When Leehan climbed down the hill and told the men at the retreat what had happened, they were overjoyed. That night he went through an intense deliverance session for five hours with several other men at the retreat. “I gave my life to the Lord on the hill, but I couldn’t say ‘Jesus is Lord,’” he recalls.

At the end of the session, he could proudly announce his new allegiance to Jesus Christ. The other men baptized Leehan in a bathtub the same night.

Leehan maintains firm boundaries regarding the music and video he watches today. He recently walked out of the film, “The Wolf of Wall Street.” He will not be alone with a woman unless it’s his wife.

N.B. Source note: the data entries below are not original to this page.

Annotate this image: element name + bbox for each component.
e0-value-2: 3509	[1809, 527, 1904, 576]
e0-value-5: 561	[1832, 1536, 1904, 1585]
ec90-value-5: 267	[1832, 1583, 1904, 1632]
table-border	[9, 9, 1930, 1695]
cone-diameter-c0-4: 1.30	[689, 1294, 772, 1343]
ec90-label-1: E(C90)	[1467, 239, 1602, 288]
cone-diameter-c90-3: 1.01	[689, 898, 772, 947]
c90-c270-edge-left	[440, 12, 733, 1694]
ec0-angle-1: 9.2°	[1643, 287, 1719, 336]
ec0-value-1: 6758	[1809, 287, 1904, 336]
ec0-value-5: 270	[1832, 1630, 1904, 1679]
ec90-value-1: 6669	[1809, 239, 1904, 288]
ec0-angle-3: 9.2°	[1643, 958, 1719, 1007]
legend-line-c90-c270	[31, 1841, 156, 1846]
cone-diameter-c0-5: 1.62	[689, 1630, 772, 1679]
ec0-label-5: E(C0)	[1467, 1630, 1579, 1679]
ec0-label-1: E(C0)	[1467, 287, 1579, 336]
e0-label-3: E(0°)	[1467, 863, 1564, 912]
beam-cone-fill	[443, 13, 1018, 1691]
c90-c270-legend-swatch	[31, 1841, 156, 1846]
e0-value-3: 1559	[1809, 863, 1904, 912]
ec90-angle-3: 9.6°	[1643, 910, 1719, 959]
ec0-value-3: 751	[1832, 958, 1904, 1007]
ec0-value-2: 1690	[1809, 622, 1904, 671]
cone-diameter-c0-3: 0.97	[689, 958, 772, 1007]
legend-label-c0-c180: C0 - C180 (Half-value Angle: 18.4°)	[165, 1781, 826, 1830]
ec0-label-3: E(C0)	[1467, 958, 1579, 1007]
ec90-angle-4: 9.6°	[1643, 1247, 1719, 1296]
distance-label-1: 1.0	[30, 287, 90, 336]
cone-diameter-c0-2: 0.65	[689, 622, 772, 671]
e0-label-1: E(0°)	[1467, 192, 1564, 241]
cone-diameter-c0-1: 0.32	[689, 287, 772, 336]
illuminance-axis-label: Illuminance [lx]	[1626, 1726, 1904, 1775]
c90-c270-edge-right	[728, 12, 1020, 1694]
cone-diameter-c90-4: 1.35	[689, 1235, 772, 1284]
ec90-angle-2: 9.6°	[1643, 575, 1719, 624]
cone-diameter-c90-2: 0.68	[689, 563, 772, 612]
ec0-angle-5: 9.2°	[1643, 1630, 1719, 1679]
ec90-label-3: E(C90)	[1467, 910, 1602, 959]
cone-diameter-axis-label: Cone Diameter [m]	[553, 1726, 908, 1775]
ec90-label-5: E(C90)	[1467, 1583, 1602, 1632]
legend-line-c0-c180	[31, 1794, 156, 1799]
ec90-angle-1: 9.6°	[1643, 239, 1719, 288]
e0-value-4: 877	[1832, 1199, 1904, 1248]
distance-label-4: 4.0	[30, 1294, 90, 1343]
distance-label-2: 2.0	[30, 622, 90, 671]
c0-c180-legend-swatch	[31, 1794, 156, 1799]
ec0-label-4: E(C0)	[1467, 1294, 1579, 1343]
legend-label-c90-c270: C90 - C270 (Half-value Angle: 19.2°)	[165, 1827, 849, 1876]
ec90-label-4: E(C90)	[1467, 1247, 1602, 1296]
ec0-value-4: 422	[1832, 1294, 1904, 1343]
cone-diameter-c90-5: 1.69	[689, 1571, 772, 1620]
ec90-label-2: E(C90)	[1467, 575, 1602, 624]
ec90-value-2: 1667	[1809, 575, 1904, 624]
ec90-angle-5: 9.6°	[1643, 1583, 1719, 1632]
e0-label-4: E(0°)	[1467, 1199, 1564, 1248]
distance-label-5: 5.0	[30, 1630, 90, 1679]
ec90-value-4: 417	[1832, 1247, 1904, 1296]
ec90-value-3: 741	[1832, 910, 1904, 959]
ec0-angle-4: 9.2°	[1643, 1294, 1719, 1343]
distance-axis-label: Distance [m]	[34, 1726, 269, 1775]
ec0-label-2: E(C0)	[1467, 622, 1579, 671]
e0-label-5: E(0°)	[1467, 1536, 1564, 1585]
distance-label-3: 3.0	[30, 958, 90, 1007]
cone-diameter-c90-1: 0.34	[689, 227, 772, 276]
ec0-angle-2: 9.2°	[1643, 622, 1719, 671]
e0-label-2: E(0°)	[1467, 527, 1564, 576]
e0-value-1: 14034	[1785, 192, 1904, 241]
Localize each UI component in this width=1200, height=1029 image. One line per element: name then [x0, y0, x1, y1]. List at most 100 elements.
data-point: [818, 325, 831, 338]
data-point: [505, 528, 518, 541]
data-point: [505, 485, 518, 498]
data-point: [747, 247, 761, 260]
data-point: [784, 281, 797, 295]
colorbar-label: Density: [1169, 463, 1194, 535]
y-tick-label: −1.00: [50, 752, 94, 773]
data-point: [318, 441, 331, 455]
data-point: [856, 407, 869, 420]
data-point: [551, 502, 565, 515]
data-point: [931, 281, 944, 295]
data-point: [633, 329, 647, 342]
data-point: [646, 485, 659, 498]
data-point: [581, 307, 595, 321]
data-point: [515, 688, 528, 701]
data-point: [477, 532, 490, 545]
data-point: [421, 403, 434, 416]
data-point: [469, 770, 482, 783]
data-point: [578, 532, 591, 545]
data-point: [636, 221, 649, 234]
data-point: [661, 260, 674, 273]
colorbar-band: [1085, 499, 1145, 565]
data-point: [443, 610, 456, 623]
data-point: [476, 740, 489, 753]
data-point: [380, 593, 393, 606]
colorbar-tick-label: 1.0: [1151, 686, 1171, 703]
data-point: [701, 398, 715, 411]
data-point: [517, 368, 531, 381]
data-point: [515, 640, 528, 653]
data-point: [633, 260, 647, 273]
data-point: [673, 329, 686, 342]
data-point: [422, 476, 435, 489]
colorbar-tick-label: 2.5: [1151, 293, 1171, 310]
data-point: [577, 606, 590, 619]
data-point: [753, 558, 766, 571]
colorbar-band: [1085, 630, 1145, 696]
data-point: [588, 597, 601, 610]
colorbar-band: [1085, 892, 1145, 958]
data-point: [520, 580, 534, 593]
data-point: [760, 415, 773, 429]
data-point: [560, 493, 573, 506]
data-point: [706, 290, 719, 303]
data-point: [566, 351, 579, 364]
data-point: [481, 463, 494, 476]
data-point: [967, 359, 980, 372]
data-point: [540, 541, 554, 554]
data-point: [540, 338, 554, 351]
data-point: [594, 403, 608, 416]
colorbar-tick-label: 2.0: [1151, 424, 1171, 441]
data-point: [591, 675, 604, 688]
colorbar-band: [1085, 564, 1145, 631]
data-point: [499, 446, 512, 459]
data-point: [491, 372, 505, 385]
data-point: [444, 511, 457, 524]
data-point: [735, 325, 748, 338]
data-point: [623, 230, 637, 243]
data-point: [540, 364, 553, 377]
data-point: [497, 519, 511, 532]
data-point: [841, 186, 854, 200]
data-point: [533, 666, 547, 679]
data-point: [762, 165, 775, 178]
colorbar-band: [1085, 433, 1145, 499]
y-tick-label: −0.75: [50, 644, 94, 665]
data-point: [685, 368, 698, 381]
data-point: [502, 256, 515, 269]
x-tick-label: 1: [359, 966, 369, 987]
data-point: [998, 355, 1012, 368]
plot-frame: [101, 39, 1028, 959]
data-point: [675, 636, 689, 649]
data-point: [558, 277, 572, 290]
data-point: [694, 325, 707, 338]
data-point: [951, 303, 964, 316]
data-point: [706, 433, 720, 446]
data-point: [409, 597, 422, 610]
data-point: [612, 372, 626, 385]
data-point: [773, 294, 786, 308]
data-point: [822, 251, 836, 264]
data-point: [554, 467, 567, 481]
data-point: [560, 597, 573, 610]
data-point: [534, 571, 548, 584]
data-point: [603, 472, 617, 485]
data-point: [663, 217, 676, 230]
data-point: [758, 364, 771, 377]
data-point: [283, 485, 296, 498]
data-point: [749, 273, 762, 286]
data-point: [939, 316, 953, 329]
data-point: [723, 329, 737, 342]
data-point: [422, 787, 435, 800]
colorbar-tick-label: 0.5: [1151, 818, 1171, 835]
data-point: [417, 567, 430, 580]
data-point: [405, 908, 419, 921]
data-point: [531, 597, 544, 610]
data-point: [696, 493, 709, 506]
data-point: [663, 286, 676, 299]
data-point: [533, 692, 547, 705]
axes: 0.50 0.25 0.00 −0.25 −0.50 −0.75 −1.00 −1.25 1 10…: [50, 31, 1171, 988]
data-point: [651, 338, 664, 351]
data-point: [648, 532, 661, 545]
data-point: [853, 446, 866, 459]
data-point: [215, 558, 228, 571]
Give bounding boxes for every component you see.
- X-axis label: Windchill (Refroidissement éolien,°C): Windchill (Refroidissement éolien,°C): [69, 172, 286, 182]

“Daily we are all being sanctified,” he notes. “I’m not bulletproof. I can still fail.”

One thing is certain. Leehan is determined not to be a lukewarm Christian. “I’m an all-in type guy. I love talking about the Lord and seeing Him work.”

Whenever Leehan attends LifeChurch today, he sits in the front row, immediately in front of the pastor he intended to kill. But now during the worship, his hands are raised in the air, praising God, joyful and free.

“Jesus Christ specializes in fixing broken messes just like me. He is, and always will be, the great Redeemer, and He is ready to transform your life whenever you call out to Him.”